Psychiatric symptoms length, seizure frequency and aetiology, antibody test status (if available), immunotherapies, lines and tubes, nutrition, mobility, current PPE/infection concerns, and family contacts are all items in the ICU handover checklist.
(Justification: many patients have respiratory failure; a smooth transition reduces the time needed for ICU treatments.)
➣Nutrition, skin, mobility — basic but crucial nursing tasks
•Nutrition: monitor intake; initiate enteral feeding as directed by a physician if there is dysphagia or diminished awareness. Electrolyte and weight checks every day.
• Preventing skin and contractures: rotating often, checking pressure points, and passive range of motion if immobilised.
• Bowel and bladder: avoid constipation (risk of opioids and immobility); if retention is suspected, do a bladder scan.
(Justification: extended hospital stays result in problems that lengthen recuperation and raise morbidity.)
➣ Infection prevention & lines
Immunocompromised patients should exercise caution: early removal of superfluous catheters; stringent asepsis for invasive lines. Keep an eye out for fever and its cause (e.g., UTI, pneumonia, line). If necessary, take measures against neutropenia.
(Justification: immunotherapy raises the risk of infection.)
➣ Family involvement, communication & psychosocial care
•Clearly explain the autoimmune underpinnings in plain terms to enable families work together and lessen stigma.
•Be prepared for the following: relapses are possible; recovery is frequently gradual (weeks to months); and cognitive impairments are frequent in the early stages after sickness.
•Give useful assistance, such as contact information for community neurology follow-up, social work, and rehabilitation.
(Justification: family education enhances adherence to treatment and lessens conflict.)
➣ Rehabilitation & discharge planning
•Early referral for rehabilitation: speech, PT, and OT as soon as the patient's health stabilises. Psychiatric follow-up and cognitive rehabilitation should be scheduled.
•Medication reconciliation: note the duration of immunotherapy, AEDs, and psychotropics; caution about driving limitations and returning to work or school.
•For long-term surveillance, follow up with a neurology clinic; three to six months after the sickness, think about getting neuropsych tested.
➣ Sample nursing care plan (NANDA → NOC → NIC style) — ready to copy into charts
→Problem 1: risk of harm from agitation and convulsions.
→Interventions:Pad bed rails, 1:1 supervision, a fast reaction plan, seizure prevention measures, a safe atmosphere, and ongoing monitoring. Justification: lessens shock and enables prompt action.
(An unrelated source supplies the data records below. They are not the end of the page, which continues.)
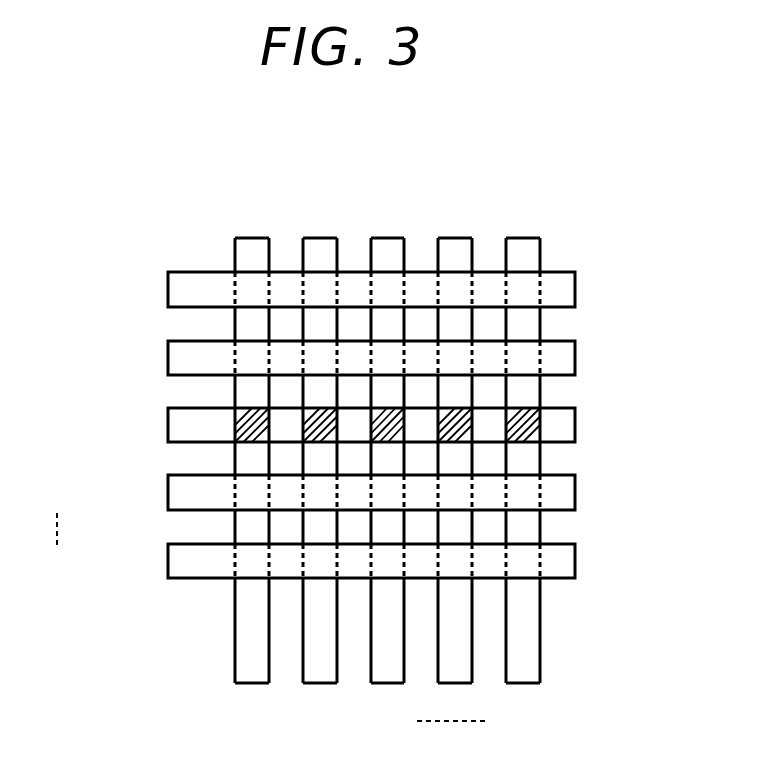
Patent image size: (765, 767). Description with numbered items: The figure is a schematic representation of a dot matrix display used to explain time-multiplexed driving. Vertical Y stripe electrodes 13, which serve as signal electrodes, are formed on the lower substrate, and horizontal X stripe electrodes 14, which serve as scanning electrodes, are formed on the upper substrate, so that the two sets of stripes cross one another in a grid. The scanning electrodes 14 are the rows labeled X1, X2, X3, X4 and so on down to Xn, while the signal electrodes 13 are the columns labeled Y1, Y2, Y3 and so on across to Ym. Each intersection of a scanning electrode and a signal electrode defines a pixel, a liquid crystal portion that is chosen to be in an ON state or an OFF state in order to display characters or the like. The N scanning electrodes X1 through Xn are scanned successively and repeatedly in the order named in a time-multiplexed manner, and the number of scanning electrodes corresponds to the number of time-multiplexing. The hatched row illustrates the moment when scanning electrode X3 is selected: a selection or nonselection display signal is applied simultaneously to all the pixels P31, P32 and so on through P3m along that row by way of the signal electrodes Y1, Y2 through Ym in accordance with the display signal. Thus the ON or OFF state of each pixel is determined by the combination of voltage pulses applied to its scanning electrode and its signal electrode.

The Y stripe electrodes 13 is at (360, 488).
The X stripe electrodes 14 is at (309, 390).
The pixel P31 is at (247, 423).
The pixel P32 is at (307, 438).
The pixel P3m is at (540, 410).
The scanning electrode X1 is at (309, 290).
The scanning electrode X2 is at (309, 358).
The scanning electrode X3 is at (309, 425).
The scanning electrode X4 is at (309, 495).
The scanning electrode Xn is at (309, 563).
The signal electrode Y1 is at (251, 488).
The signal electrode Y2 is at (318, 488).
The signal electrode Y3 is at (386, 488).
The signal electrode Ym is at (525, 488).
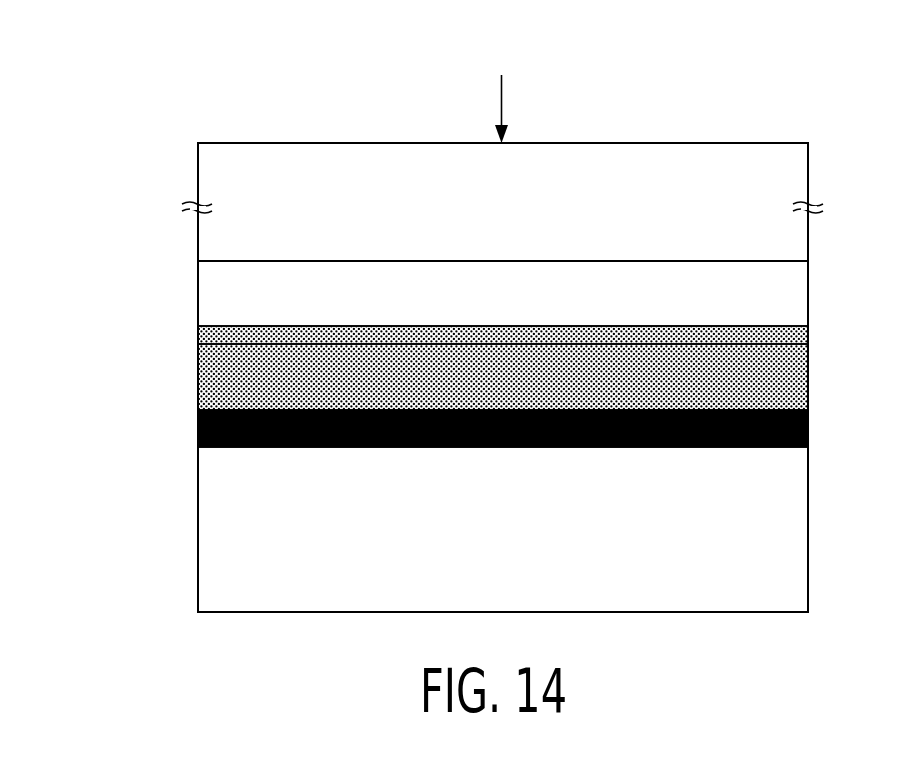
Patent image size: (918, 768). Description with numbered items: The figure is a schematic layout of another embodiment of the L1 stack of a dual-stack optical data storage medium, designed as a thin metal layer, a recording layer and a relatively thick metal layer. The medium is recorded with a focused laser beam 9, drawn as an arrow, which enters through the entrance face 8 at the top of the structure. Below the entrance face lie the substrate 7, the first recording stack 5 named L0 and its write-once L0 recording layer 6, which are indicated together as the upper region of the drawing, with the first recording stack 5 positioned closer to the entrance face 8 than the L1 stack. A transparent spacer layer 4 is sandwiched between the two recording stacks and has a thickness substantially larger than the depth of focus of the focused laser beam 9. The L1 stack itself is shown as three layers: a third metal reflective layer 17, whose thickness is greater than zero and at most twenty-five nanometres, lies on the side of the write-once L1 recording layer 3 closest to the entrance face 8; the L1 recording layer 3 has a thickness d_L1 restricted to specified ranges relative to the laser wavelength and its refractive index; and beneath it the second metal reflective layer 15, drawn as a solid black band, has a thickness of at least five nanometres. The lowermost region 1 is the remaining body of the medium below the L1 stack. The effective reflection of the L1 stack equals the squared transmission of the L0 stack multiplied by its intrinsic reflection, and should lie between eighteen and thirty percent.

The substrate 1 is at (220, 521).
The write-once L1 recording layer 3 is at (218, 381).
The transparent spacer layer 4 is at (220, 292).
The first recording stack 5 is at (220, 178).
The write-once L0 recording layer 6 is at (503, 202).
The substrate 7 is at (503, 202).
The entrance face 8 is at (300, 143).
The focused laser beam 9 is at (502, 100).
The second metal reflective layer 15 is at (198, 432).
The third metal reflective layer 17 is at (218, 338).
→Problem 2: inadequate airway clearance as a result of reduced awareness or orofacial dyskinesias.
→Goal: Keep your airway open and your oxygen saturation level high (SpO₂ > 94% unless you have COPD).
→Interventions: Suction, oxygen at the bedside, positioning, getting ready for intubation, and regular respiratory checks. Justification: avoid respiratory failure and aspiration.
→Problem 3: infection risk associated with immunosuppression.
→Goal: No new infections while in the hospital.
→Interventions: Aseptic line approach, temperature and white count monitoring, and prompt removal of intrusive equipment. Justification: Immunotherapy frequently results in infection.
→Problem 4:Nutritional imbalance: less than what the body needs.
→Goal: Preserve or enhance nutritional status (weight gain or stability).
→Interventions: Keep an eye on intake, start enteral feeding if necessary, weigh yourself every day, and see a dietitian. Justification: malnutrition hinders healing.
Notes
Schmitt SE, et al. Extreme delta brush: a unique EEG pattern in adults with anti-NMDAR encephalitis. (EEG pattern & prognostic implications).
StatPearls: Anti-NMDAR encephalitis (concise review of diagnosis & management, 2023).